Chinedu is talking big, saying things like the chartered plane is now his, and that unless the Kenya Government compensates him the money he has lost, it will not return.
He is wrong if he thinks any of this is about him. It is about how Nigeria sees itself in Africa and the world.
It is Africa’s most populous nation at 150 million, and has produced some of the most world renowned
Africans — Chinua Achebe, Wole Soyinka, name it.
It has some of Africa’s most educated people. In a few years, it will overtake South Africa to become Africa’s largest economy.
Though its international image has been tarred by its rank corruption, its 419 fraudsters, and more recently, by extremist violence at home, Nigeria still expects to be treated with respect.
In fact, precisely because of those negatives, it has become more sensitive to what it considers national humiliation.
And no country in Africa is as unafraid to retaliate in these matters as Nigeria is (I guess followed by Rwanda and Ethiopia, in that order).
Last year South Africa deported 125 Nigerians for allegedly possessing fake yellow fever certificates.
A few hours later, a South African Airlines flight landed at Murtala Muhammed International Airport in Lagos. Nigeria promptly bundled the 28 South Africans who were on board back to Johannesburg.
In one incident alone in May last year, it deported 45 Chinese for allegedly being involved in “economic scavenging” (only the Nigerians would come up with a crime like that).
And what is that? Engaging in petty trade.
It is understandable why Nigeria would want to be taken seriously. Kenya’s economy is smaller than that of Lagos.
By the end of this year, Lagos will surpass Cairo as Africa’s largest city. It has nearly 120 million mobile phone subscribers, almost the entire population of East Africa.
A friend who deals in mobile phones tells me he went into a shop in Dubai to buy about 50 phones, when a Nigerian dealer entered.
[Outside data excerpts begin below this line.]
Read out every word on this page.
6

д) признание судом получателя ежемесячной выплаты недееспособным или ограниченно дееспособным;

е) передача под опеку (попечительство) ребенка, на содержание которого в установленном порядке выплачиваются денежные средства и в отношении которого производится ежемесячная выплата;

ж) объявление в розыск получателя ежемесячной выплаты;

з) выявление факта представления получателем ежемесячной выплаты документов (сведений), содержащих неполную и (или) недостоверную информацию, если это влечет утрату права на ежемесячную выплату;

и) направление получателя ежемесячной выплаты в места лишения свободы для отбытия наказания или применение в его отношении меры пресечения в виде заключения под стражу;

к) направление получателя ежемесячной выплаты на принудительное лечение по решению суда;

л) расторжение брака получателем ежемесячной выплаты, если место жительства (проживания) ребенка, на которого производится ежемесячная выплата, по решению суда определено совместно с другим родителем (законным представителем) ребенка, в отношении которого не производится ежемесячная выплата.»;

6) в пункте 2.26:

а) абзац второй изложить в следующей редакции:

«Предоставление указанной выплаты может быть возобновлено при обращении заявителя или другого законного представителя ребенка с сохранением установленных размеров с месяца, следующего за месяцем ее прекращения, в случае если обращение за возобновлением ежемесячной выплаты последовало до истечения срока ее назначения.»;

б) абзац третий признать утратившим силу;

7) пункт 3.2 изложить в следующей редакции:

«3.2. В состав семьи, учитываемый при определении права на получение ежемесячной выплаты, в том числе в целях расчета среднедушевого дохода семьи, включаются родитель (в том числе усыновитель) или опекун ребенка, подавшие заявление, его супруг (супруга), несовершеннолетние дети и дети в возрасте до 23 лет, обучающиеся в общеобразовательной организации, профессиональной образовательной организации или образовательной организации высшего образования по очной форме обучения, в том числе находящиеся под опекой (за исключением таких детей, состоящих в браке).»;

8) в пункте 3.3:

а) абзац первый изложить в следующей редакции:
He was kicked out, and the shop put up a “Closed” sign. The Nigerian had ordered “all” the phones on display and in the shop’s stores.
Last year, the BBC reported, Nigerians almost single-handedly saved London’s High Street retailers.
They plunked hundreds of millions of Pounds on everything from clothing to perfumes, with the average Nigerian shopper spending $700 per transaction.
With property prices still reeling from the global financial crisis, the Nigerians rode to the rescue. In just the first half of 2012, they splashed more than $50 million on property in Dubai.
But there is more. Being among the most authentically African people, Nigerians do actually believe in this “African pride” thing, and often are puzzled that other Africans find them loud and insufferable.
Increasingly, some African countries are beginning to figure out that dealing with the pride issue is the best way to reach into a Nigerian’s wallet.
Nigerians gripe that it is difficult to get transit visas at Jomo Kenyatta International Airport when en route to or from places like Dubai when they arrive on those Kenya Airways (KQ) flights to Nigeria.
Rwanda, which is hoping to grow RwandaAir’s business by stealing some West African traffic from KQ, decided to remove pre-departure visa requirements for all Africans.
The Nigerian press has several reports of Nigerian travellers praising Rwanda for its spirit of African brotherhood in recent months. Word has it that RwandaAir’s flights to Dubai are overflowing with Nigerians.
Nigeria, though, must still do its part. It needs to spend its diplomatic capital fighting for the “right” type of Nigerian. Kenyans, and indeed, the world, must rightly wonder whether a chap like Chinedu is worth all the trouble.